JAKARTA, Lingkar.news – Pemerintah Indonesia mempertegas kedaulatan teritorial di Pulau Sebatik, Kalimantan Utara, setelah tuntasnya penegasan batas darat dengan Malaysia yang membuat luas wilayah Indonesia bertambah 127,3 hektare.
Kepala Staf Kepresidenan Muhammad Qodari menyebut kesepakatan tersebut sebagai hasil diplomasi damai yang memperkuat posisi kedaulatan Indonesia di wilayah perbatasan.
“Penyelesaian penegasan batas di Pulau Sebatik merupakan wujud nyata keberhasilan diplomasi damai yang memperkuat kedaulatan teritorial Indonesia,” kata Qodari di Jakarta, Rabu (15/4/2026).
Berdasarkan hasil kesepakatan, area seluas 127,3 hektare yang sebelumnya masuk dalam batas lama Malaysia kini resmi menjadi bagian wilayah Indonesia. Sementara itu, sekitar 4,9 hektare wilayah di sisi Indonesia dalam batas lama kini beralih menjadi milik Malaysia.
Untuk memperkuat pengelolaan kawasan perbatasan, pemerintah juga menyiapkan anggaran sebesar Rp86 miliar pada tahun 2026 untuk operasional 15 Pos Lintas Batas Negara (PLBN) di bawah Badan Nasional Pengelola Perbatasan.
Sejak 2016 hingga 2024, Indonesia telah membangun dan meresmikan 15 PLBN dari total 18 yang direncanakan di berbagai daerah perbatasan, termasuk Entikong, Motaain, Skouw, hingga Sebatik.
Qodari menjelaskan bahwa PLBN kini tidak hanya berfungsi sebagai pos perbatasan, tetapi juga berkembang menjadi pusat pertumbuhan ekonomi baru di wilayah terluar Indonesia.
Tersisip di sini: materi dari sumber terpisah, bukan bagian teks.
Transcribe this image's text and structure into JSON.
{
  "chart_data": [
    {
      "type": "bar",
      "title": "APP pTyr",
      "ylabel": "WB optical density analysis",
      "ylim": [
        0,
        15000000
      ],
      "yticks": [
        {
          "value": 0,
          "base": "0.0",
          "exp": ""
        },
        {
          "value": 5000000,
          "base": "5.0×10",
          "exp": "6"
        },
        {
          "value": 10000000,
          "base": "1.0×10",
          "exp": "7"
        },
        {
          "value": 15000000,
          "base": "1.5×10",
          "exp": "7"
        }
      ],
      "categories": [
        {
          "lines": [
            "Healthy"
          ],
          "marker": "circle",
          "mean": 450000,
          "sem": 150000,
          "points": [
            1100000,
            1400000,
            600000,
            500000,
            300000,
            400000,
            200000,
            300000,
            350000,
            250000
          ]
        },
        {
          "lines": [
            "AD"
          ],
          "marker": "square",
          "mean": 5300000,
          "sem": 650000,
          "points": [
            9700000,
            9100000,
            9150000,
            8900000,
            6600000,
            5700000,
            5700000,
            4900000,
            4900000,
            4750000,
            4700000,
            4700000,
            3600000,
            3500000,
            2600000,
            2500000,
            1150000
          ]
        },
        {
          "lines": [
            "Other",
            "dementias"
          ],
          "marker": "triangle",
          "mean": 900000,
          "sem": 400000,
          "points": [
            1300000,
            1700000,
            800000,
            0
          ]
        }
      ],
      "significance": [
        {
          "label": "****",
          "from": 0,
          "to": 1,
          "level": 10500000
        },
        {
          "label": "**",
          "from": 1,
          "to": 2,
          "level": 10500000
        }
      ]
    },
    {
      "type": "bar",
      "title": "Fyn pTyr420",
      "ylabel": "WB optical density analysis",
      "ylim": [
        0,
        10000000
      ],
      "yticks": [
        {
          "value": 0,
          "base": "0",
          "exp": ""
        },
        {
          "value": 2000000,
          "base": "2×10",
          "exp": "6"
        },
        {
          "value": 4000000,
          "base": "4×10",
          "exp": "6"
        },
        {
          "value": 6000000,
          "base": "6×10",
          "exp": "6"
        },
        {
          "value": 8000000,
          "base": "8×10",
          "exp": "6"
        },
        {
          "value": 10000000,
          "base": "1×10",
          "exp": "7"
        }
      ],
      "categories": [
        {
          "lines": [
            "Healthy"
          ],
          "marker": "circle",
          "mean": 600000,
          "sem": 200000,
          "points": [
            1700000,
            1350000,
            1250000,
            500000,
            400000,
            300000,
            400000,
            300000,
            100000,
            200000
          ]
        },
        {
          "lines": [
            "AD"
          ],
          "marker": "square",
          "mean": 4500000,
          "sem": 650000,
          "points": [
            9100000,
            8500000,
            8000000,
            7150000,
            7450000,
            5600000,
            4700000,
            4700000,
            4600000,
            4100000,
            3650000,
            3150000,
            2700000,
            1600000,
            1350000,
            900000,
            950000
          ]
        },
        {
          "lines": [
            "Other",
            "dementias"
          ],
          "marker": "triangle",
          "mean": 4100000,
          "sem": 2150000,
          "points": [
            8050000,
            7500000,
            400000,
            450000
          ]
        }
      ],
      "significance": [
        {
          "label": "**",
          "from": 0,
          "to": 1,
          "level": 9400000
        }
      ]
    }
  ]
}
Lebih dari 2,4 juta orang tercatat telah melintas di 15 PLBN tersebut dengan nilai perdagangan mencapai sekitar Rp13,5 triliun.
Kantor Staf Presiden (KSP) terus melakukan pemantauan lapangan dan koordinasi lintas negara, termasuk dalam proses perjanjian lintas batas dengan Malaysia dan Timor Leste.
Pemerintah juga menilai keberadaan PLBN seperti Motaain di Nusa Tenggara Timur dan Skouw di Papua mampu mendorong aktivitas ekonomi, pariwisata, serta ekspor produk lokal di kawasan perbatasan.